Tip: 6 Reeves-Grip Trap Bar Exercises

Using a trap bar combined with the Reeves grip (holding the plates) puts you in a great position for training the traps, legs, back, and more.

The Reeves deadlift, which typically uses a traditional barbell, is an old-school exercise developed by bodybuilder Steve Reeves. Unfortunately, it involves such a wide grip that it tends to be fairly awkward for many lifters, making it difficult to overload.

You can fix this by doing it with a trap bar since the grip placement tends to be 25-30% narrower than Olympic barbells.

With a trap bar, you can use a grip that's wide enough to crush the traps yet not so wide that it feels difficult to grip the plates. As a result, it allows you to overload the daylights out of your traps while placing them in a significantly stretched position. Your traps and upper back will be sore for days.

As an added bonus, this exercise involves a more natural starting position with solid 90-degree joint angles as opposed to the barbell variation that requires you to stoop down much lower to reach the plates.
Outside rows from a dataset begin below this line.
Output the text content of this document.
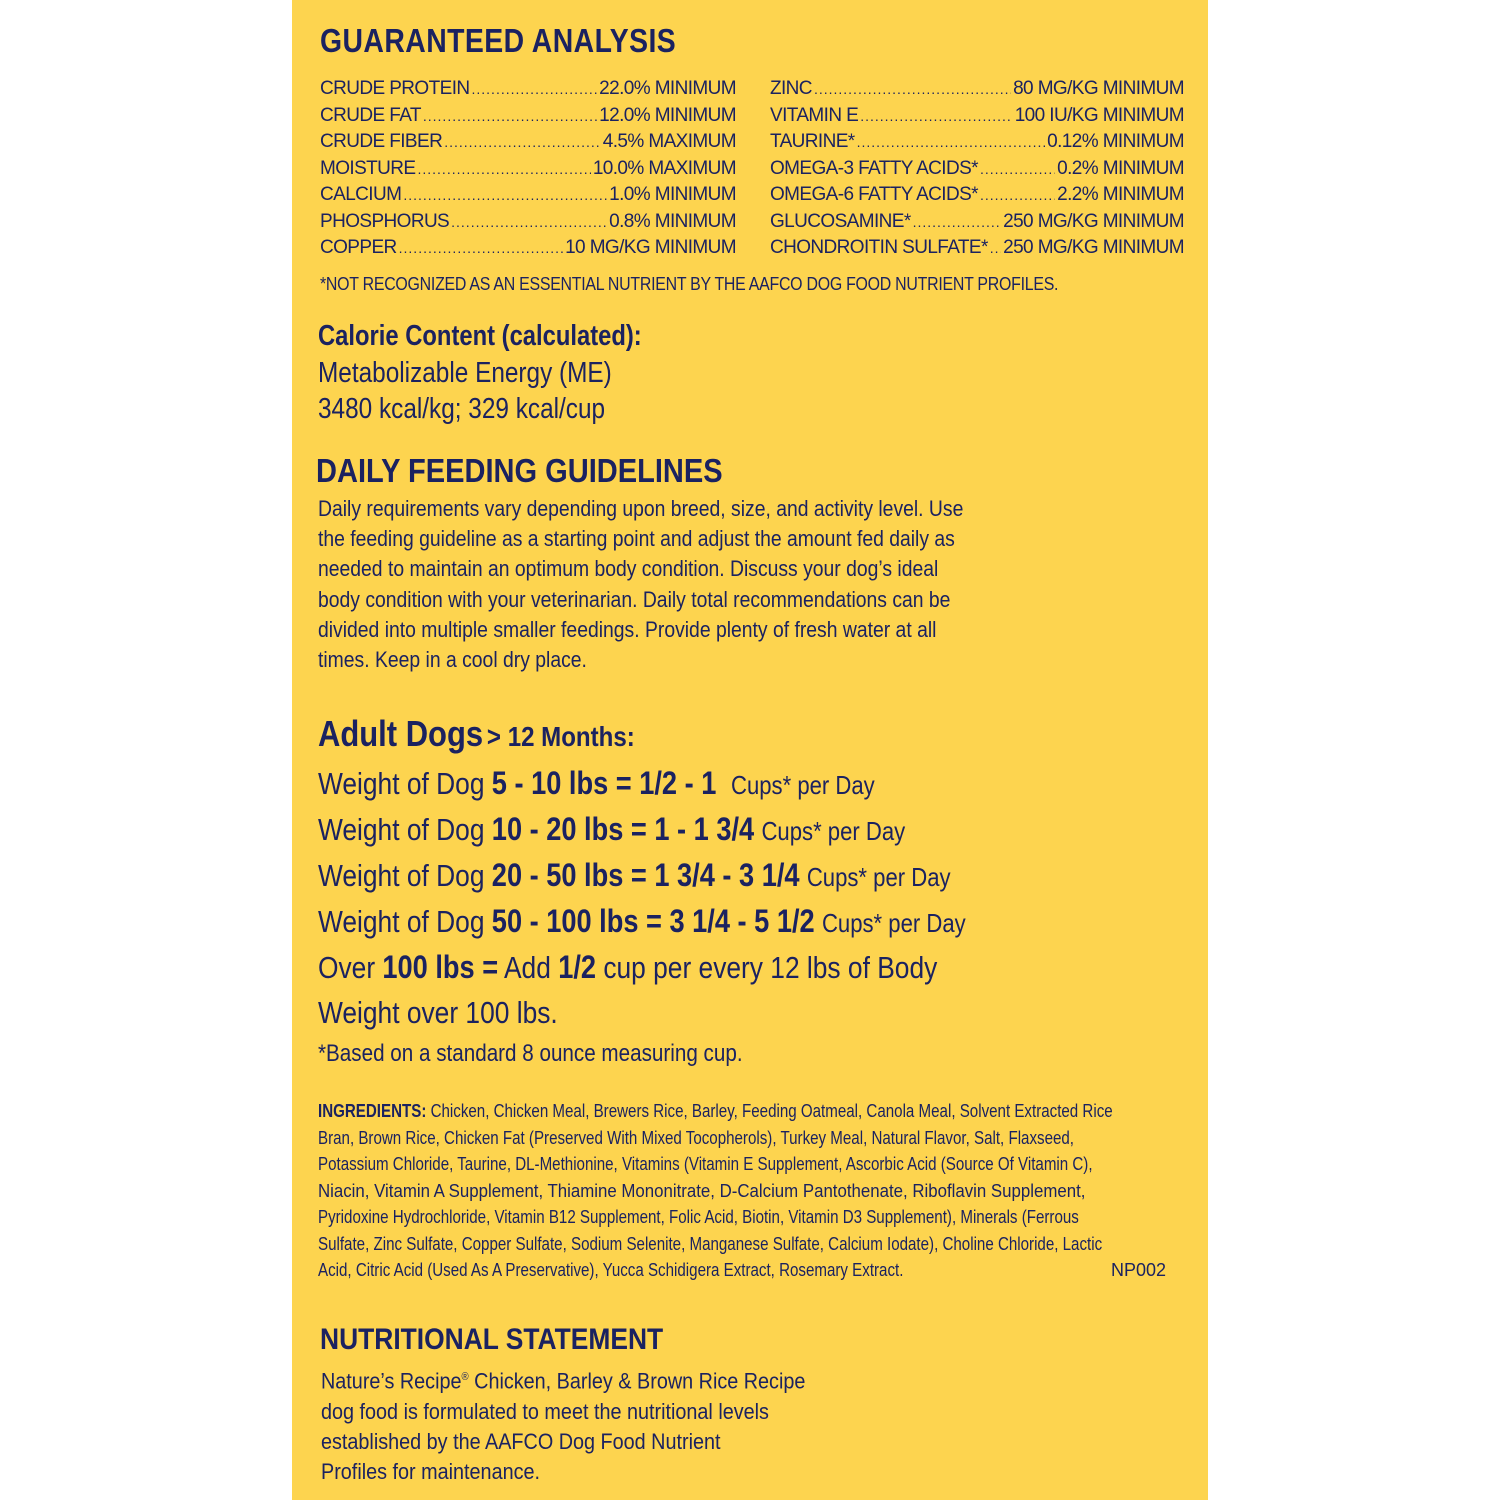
GUARANTEED ANALYSIS
CRUDE PROTEIN .....	22.0% MINIMUM
CRUDE FAT .....	12.0% MINIMUM
CRUDE FIBER .....	4.5% MAXIMUM
MOISTURE .....	10.0% MAXIMUM
CALCIUM .....	1.0% MINIMUM
PHOSPHORUS .....	0.8% MINIMUM
COPPER .....	10 MG/KG MINIMUM
ZINC .....	80 MG/KG MINIMUM
VITAMIN E .....	100 IU/KG MINIMUM
TAURINE* .....	0.12% MINIMUM
OMEGA-3 FATTY ACIDS* .....	0.2% MINIMUM
OMEGA-6 FATTY ACIDS* .....	2.2% MINIMUM
GLUCOSAMINE* .....	250 MG/KG MINIMUM
CHONDROITIN SULFATE* ..... 250 MG/KG MINIMUM
*NOT RECOGNIZED AS AN ESSENTIAL NUTRIENT BY THE AAFCO DOG FOOD NUTRIENT PROFILES.
Calorie Content (calculated):
Metabolizable Energy (ME)
3480 kcal/kg; 329 kcal/cup
DAILY FEEDING GUIDELINES
Daily requirements vary depending upon breed, size, and activity level. Use
the feeding guideline as a starting point and adjust the amount fed daily as
needed to maintain an optimum body condition. Discuss your dog’s ideal
body condition with your veterinarian. Daily total recommendations can be
divided into multiple smaller feedings. Provide plenty of fresh water at all
times. Keep in a cool dry place.
Adult Dogs > 12 Months:
Weight of Dog 5 - 10 lbs = 1/2 - 1 Cups* per Day
Weight of Dog 10 - 20 lbs = 1 - 1 3/4 Cups* per Day
Weight of Dog 20 - 50 lbs = 1 3/4 - 3 1/4 Cups* per Day
Weight of Dog 50 - 100 lbs = 3 1/4 - 5 1/2 Cups* per Day
Over 100 lbs = Add 1/2 cup per every 12 lbs of Body
Weight over 100 lbs.
*Based on a standard 8 ounce measuring cup.
INGREDIENTS: Chicken, Chicken Meal, Brewers Rice, Barley, Feeding Oatmeal, Canola Meal, Solvent Extracted Rice
Bran, Brown Rice, Chicken Fat (Preserved With Mixed Tocopherols), Turkey Meal, Natural Flavor, Salt, Flaxseed,
Potassium Chloride, Taurine, DL-Methionine, Vitamins (Vitamin E Supplement, Ascorbic Acid (Source Of Vitamin C),
Niacin, Vitamin A Supplement, Thiamine Mononitrate, D-Calcium Pantothenate, Riboflavin Supplement,
Pyridoxine Hydrochloride, Vitamin B12 Supplement, Folic Acid, Biotin, Vitamin D3 Supplement), Minerals (Ferrous
Sulfate, Zinc Sulfate, Copper Sulfate, Sodium Selenite, Manganese Sulfate, Calcium Iodate), Choline Chloride, Lactic
Acid, Citric Acid (Used As A Preservative), Yucca Schidigera Extract, Rosemary Extract.	NP002
NUTRITIONAL STATEMENT
Nature’s Recipe® Chicken, Barley & Brown Rice Recipe
dog food is formulated to meet the nutritional levels
established by the AAFCO Dog Food Nutrient
Profiles for maintenance.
In fact, the standard Reeves deadlift, although it involves lighter loads, is also known for being hard on the low back for this very reason. But the trap bar version allows you to maintain a more neutral spine due to a better pulling height. And the weight can be placed closer to your center of mass rather than in front – a great benefit of the trap bar.

So the starting position is lower-back friendly and biomechanically sound, which means you can handle heavy loads in a safe fashion thereby maximizing the hypertrophy stimulus to the entire body, including the traps and upper back.

You can also do other unique exercises with this setup, including bent over rows, farmer's walks, RDLs, squat jumps, lunges, jump shrugs, and more.